The Queen City Continues to Emerge as a Growing Technology Market
- Rising demand from the technology sector continues to push office rental rates in the CBD and Southend/Midtown submarkets to new levels.
- With a combination of fintech job growth, bank mergers and new headquarter announcements, Charlotte is remaining as one of the hottest office markets in the U.S.
- Charlotte continues to gain national recognition as it took the #4 spot in Urban Land Institutes “Markets to Watch” annual ranking.

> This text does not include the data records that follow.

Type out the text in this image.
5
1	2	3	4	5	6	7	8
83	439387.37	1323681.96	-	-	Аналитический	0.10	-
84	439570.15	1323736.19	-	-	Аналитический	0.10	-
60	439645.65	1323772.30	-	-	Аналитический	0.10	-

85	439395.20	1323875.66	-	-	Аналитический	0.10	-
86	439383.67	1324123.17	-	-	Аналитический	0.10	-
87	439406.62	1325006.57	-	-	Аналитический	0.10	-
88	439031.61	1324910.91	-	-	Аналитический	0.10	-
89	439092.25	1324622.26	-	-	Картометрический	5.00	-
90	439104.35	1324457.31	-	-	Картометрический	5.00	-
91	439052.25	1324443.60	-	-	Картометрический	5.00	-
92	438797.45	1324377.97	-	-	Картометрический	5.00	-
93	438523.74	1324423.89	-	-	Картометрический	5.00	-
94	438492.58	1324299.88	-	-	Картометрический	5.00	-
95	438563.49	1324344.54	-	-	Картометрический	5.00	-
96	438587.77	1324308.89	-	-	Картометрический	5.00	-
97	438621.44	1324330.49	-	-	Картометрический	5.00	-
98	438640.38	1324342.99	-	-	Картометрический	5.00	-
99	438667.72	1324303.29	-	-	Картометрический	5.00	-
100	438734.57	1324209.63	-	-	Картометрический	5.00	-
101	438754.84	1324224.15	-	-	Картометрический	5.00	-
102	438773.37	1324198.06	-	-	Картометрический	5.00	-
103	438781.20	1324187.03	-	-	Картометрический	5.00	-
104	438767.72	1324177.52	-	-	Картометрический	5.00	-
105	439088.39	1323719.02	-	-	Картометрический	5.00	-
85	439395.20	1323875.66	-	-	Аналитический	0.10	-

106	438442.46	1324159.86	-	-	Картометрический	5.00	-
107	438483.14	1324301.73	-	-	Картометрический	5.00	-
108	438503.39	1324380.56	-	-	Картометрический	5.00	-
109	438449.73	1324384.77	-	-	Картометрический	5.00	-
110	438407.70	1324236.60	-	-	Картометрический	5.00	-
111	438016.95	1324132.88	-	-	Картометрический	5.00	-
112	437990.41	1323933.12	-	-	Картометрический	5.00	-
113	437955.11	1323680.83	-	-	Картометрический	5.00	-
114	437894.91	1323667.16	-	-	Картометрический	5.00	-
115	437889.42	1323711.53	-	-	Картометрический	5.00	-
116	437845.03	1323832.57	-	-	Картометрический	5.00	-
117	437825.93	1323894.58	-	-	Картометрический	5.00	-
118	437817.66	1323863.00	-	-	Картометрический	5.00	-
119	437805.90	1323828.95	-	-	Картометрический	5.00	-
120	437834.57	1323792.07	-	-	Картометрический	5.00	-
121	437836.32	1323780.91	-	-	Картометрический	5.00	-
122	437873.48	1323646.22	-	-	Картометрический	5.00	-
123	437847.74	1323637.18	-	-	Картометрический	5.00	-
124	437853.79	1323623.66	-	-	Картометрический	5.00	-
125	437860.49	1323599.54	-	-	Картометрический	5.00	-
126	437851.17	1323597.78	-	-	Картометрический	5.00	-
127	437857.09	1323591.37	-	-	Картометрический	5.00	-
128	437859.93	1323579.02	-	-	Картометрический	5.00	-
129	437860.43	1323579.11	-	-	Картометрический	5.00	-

- Overall vacancy rates were slightly lower this quarter at 8.1% compared to 8.9% last quarter. However, Class A vacancy rates decreased by 1.4% from the previous quarter coming in at 8.9% compared to 10.5% in Q2 2019.

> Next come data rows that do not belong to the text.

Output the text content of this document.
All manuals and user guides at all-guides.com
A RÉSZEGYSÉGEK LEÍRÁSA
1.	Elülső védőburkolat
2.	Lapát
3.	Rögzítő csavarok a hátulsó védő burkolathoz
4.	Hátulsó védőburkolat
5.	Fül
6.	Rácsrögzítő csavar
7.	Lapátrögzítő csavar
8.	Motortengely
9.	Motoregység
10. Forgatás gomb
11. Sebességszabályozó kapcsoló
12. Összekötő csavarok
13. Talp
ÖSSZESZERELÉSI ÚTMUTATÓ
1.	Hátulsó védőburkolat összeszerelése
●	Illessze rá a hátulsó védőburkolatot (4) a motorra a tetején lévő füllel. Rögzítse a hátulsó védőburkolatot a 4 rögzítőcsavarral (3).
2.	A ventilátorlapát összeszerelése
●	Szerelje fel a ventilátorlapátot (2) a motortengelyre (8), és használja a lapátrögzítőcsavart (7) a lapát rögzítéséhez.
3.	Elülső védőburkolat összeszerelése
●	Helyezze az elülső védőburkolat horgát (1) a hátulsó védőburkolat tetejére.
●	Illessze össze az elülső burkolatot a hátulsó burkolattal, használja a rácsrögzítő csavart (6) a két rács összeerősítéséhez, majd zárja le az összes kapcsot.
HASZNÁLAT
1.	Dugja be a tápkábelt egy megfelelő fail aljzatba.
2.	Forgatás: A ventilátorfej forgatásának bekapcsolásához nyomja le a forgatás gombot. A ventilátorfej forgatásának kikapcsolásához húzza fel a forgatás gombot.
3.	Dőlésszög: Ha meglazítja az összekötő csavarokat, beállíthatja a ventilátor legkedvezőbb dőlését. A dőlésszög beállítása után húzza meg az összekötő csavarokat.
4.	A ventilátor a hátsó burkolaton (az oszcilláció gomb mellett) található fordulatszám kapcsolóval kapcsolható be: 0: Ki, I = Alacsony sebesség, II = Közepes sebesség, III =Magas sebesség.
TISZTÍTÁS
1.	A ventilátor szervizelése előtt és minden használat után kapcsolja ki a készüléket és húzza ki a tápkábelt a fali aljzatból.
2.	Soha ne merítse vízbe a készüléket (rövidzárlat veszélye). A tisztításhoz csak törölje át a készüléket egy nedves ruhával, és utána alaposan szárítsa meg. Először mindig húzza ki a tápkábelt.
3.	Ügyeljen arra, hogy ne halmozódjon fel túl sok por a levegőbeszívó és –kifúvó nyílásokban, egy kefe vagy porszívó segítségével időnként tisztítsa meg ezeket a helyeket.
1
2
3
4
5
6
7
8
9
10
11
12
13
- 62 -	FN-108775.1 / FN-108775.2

- Some of the most notable leases were Lowe’s taking 200,922 SF at Charlotte Plaza; Hearst Publishing moving into 77,000 SF in Toringdon 7 and Level Brands inking a deal for 50,000 SF at 8845 Red Oak Blvd. within the Airport submarket.
Q3 2019 Office Market Summary
The technology sector has been a focus for robust activity and strong growth as of Q3 2019. Notable companies, like Lowe’s, Microsoft, and LendingTree, have chosen to expand their office presence in Charlotte and are driving new-to-market players, such as Better.com, Mitsubishi UFJ Financial Group and Moody’s Corporation to do the same. A strong demand for premium assets, driven by expansions and relocations, has provided an exciting leasing scene in Charlotte’s urban core. This influx of office demand has begun to outpace supply driving rental rates higher, creating quite the competitive landscape.
Urban Land Institutes listed Charlotte on their annual ranking of “Markets to Watch” as the Top 5 City for First Time Investors. With a thriving financial industry, millennial growth and a tech savvy workforce, confidence is running strong for the Queen City. Moving into Q4 2019, tenant demand is expected to continue to rise, as companies’ eye high quality assets with desirable amenities. Substantial demand will keep driving unprecedented growth in rental rates across the market as developers continue to build and add record levels of new office inventory.